First Visit to San Francisco
After a few days of orientation at Camp Stoneman, we were transferred by bus to Yerba Buena Island in the middle of the San Francisco–Oakland Bay Bridge. The small Army camp there on the island had served as a replacement depot (GIs called it the “repple-depple”) for World War II soldiers returning from the Pacific War in 1944 and ‘45. We spent a week there, getting some indoctrination on Korea along with more vaccinations against Japanese B-type encephalitis and God-knows-what-else.

The Bay Bridge in those days was, as it is today, a double-deck structure. Today, the westbound traffic is on the upper deck, and the eastbound on the lower. In 1950, all automobile traffic was on the upper deck and truck traffic on the lower. On the lower deck, there was also a train system, the “Key System”, trains that took passengers back and forth between San Francisco and Oakland. We wanted to go to San Francisco, of course. Our problem was that the lower deck of the bridge was several hundred feet above our barracks down on Yerba Buena Island. Believe it or not, a group of three or four of us would walk up the 267 steps to the lower deck and catch a train to San Francisco. My first visit to this magnificent city! I was 19 years old.

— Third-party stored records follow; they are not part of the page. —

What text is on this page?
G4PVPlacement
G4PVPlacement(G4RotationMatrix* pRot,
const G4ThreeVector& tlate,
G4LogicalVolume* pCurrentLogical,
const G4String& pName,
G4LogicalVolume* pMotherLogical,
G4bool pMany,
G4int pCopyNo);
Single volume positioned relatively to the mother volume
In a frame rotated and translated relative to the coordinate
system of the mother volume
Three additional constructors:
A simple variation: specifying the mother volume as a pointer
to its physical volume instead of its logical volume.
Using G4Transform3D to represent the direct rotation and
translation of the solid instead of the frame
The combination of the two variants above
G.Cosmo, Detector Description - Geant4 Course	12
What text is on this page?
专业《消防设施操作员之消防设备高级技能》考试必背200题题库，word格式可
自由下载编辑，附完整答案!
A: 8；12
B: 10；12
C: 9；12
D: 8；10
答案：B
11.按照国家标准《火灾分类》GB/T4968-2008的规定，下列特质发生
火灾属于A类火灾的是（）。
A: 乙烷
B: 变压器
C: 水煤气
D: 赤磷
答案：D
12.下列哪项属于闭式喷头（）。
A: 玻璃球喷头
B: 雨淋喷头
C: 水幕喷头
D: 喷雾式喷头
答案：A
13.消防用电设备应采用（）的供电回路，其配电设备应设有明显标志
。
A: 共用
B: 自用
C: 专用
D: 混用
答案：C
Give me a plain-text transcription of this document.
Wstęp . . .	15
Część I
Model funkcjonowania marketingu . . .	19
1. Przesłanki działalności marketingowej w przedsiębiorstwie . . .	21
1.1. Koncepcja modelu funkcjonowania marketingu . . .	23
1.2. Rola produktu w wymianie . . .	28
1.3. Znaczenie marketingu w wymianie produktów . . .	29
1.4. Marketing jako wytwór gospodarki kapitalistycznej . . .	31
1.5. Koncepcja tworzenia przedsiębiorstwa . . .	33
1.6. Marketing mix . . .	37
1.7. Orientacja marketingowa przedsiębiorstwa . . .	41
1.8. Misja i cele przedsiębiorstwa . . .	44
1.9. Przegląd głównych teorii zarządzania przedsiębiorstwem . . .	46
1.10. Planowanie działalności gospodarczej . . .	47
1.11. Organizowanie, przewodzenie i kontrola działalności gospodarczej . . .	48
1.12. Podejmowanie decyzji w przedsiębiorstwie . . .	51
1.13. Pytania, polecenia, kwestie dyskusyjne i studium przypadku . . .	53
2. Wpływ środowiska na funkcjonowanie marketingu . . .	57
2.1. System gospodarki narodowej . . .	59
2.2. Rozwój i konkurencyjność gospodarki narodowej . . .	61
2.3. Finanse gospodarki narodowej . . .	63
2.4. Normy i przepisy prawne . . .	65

From the train station in San Francisco, we walked to Market Street with its bars, restaurants, movies, and almost anything else we could desire. We would head for a bar to get a beer, and being a group of young GIs in uniform (of course, the Korean war had just started), the bar customers would line up to buy our drinks. We could not take our wallets out of our pockets.

This happiness lasted only five or six days when we got the word that we would be shipping out. We were taken by bus to Fort Mason to board our ship. Off to War at the age of 19!